The draft guidelines also dilute the regulatory requirements under the Environment Protection Act and also forces GM technology holders to undergo unnecessary and burdensome compulsory license negotiations with licensees who may not even have the regulatory approval to sell transgenic varieties. Every patentee, consistent with the principles of the natural justice and Article 14 of the Constitution, has the right to defend against an application and convince the authorities not to grant such a compulsory license. This statutory and constitutional right is completely taken away by the executive notification, where a license is forced to be granted on certain terms without any adjudication.

For the Indian seed R&D industry to be competitive on its merit, such elements should be discouraged to pave way for fair, ethical, win-win business.
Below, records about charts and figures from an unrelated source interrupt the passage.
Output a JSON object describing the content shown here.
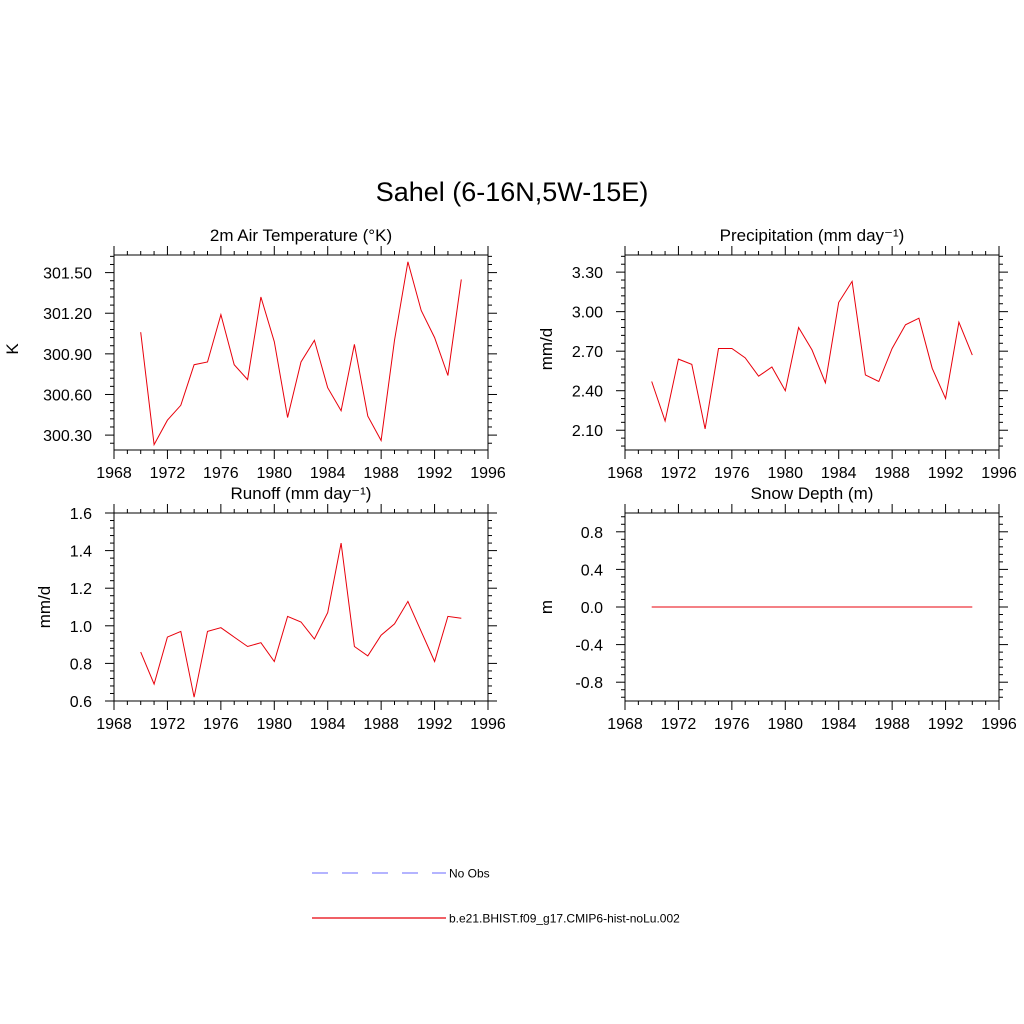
{
  "figure_title": "Sahel (6-16N,5W-15E)",
  "colors": {
    "model": "#e8000b",
    "obs": "#8888ff",
    "axis": "#000000"
  },
  "chart_data": [
    {
      "type": "line",
      "title": "2m Air Temperature (°K)",
      "ylabel": "K",
      "xlim": [
        1968,
        1996
      ],
      "ylim": [
        300.19,
        301.63
      ],
      "xticks": [
        1968,
        1972,
        1976,
        1980,
        1984,
        1988,
        1992,
        1996
      ],
      "yticks": [
        300.3,
        300.6,
        300.9,
        301.2,
        301.5
      ],
      "ytick_labels": [
        "300.30",
        "300.60",
        "300.90",
        "301.20",
        "301.50"
      ],
      "x": [
        1970,
        1971,
        1972,
        1973,
        1974,
        1975,
        1976,
        1977,
        1978,
        1979,
        1980,
        1981,
        1982,
        1983,
        1984,
        1985,
        1986,
        1987,
        1988,
        1989,
        1990,
        1991,
        1992,
        1993,
        1994
      ],
      "series": [
        {
          "name": "b.e21.BHIST.f09_g17.CMIP6-hist-noLu.002",
          "values": [
            301.06,
            300.23,
            300.41,
            300.52,
            300.82,
            300.84,
            301.19,
            300.82,
            300.71,
            301.32,
            300.99,
            300.43,
            300.84,
            301.0,
            300.65,
            300.48,
            300.97,
            300.44,
            300.26,
            301.0,
            301.58,
            301.22,
            301.02,
            300.74,
            301.45
          ]
        }
      ]
    },
    {
      "type": "line",
      "title": "Precipitation (mm day⁻¹)",
      "ylabel": "mm/d",
      "xlim": [
        1968,
        1996
      ],
      "ylim": [
        1.95,
        3.43
      ],
      "xticks": [
        1968,
        1972,
        1976,
        1980,
        1984,
        1988,
        1992,
        1996
      ],
      "yticks": [
        2.1,
        2.4,
        2.7,
        3.0,
        3.3
      ],
      "ytick_labels": [
        "2.10",
        "2.40",
        "2.70",
        "3.00",
        "3.30"
      ],
      "x": [
        1970,
        1971,
        1972,
        1973,
        1974,
        1975,
        1976,
        1977,
        1978,
        1979,
        1980,
        1981,
        1982,
        1983,
        1984,
        1985,
        1986,
        1987,
        1988,
        1989,
        1990,
        1991,
        1992,
        1993,
        1994
      ],
      "series": [
        {
          "name": "b.e21.BHIST.f09_g17.CMIP6-hist-noLu.002",
          "values": [
            2.47,
            2.17,
            2.64,
            2.6,
            2.11,
            2.72,
            2.72,
            2.65,
            2.51,
            2.58,
            2.4,
            2.88,
            2.71,
            2.46,
            3.07,
            3.23,
            2.52,
            2.47,
            2.72,
            2.9,
            2.95,
            2.57,
            2.34,
            2.92,
            2.67
          ]
        }
      ]
    },
    {
      "type": "line",
      "title": "Runoff (mm day⁻¹)",
      "ylabel": "mm/d",
      "xlim": [
        1968,
        1996
      ],
      "ylim": [
        0.6,
        1.6
      ],
      "xticks": [
        1968,
        1972,
        1976,
        1980,
        1984,
        1988,
        1992,
        1996
      ],
      "yticks": [
        0.6,
        0.8,
        1.0,
        1.2,
        1.4,
        1.6
      ],
      "ytick_labels": [
        "0.6",
        "0.8",
        "1.0",
        "1.2",
        "1.4",
        "1.6"
      ],
      "x": [
        1970,
        1971,
        1972,
        1973,
        1974,
        1975,
        1976,
        1977,
        1978,
        1979,
        1980,
        1981,
        1982,
        1983,
        1984,
        1985,
        1986,
        1987,
        1988,
        1989,
        1990,
        1991,
        1992,
        1993,
        1994
      ],
      "series": [
        {
          "name": "b.e21.BHIST.f09_g17.CMIP6-hist-noLu.002",
          "values": [
            0.86,
            0.69,
            0.94,
            0.97,
            0.62,
            0.97,
            0.99,
            0.94,
            0.89,
            0.91,
            0.81,
            1.05,
            1.02,
            0.93,
            1.07,
            1.44,
            0.89,
            0.84,
            0.95,
            1.01,
            1.13,
            0.97,
            0.81,
            1.05,
            1.04
          ]
        }
      ]
    },
    {
      "type": "line",
      "title": "Snow Depth (m)",
      "ylabel": "m",
      "xlim": [
        1968,
        1996
      ],
      "ylim": [
        -1.0,
        1.0
      ],
      "xticks": [
        1968,
        1972,
        1976,
        1980,
        1984,
        1988,
        1992,
        1996
      ],
      "yticks": [
        -0.8,
        -0.4,
        0.0,
        0.4,
        0.8
      ],
      "ytick_labels": [
        "-0.8",
        "-0.4",
        "0.0",
        "0.4",
        "0.8"
      ],
      "x": [
        1970,
        1971,
        1972,
        1973,
        1974,
        1975,
        1976,
        1977,
        1978,
        1979,
        1980,
        1981,
        1982,
        1983,
        1984,
        1985,
        1986,
        1987,
        1988,
        1989,
        1990,
        1991,
        1992,
        1993,
        1994
      ],
      "series": [
        {
          "name": "b.e21.BHIST.f09_g17.CMIP6-hist-noLu.002",
          "values": [
            0,
            0,
            0,
            0,
            0,
            0,
            0,
            0,
            0,
            0,
            0,
            0,
            0,
            0,
            0,
            0,
            0,
            0,
            0,
            0,
            0,
            0,
            0,
            0,
            0
          ]
        }
      ]
    }
  ],
  "legend": {
    "items": [
      {
        "label": "No Obs",
        "style": "dashed",
        "color": "#8888ff"
      },
      {
        "label": "b.e21.BHIST.f09_g17.CMIP6-hist-noLu.002",
        "style": "solid",
        "color": "#e8000b"
      }
    ]
  }
}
Laws safeguarding IP need to be respected to ensure that the innovator’s interests are adequately protected. The innovator invests significant resources in getting a product/technology into the market and also continues to funnel the returns for further research and development. Sectors that invest significantly in IPs, need safeguards to continue to make investments in the long term.

These interventions could result in undoing the years of hard work that has witnessed India transform itself from an importer of cotton to an exporter.

Innovative research should be incentivised to create value for farmers, IPRs thus created should be respected, seed trade policies should be devoid of restrictive and regressive Government controls, and farmers should not only have a greater choice of products but should also benefit from increased competition in the market.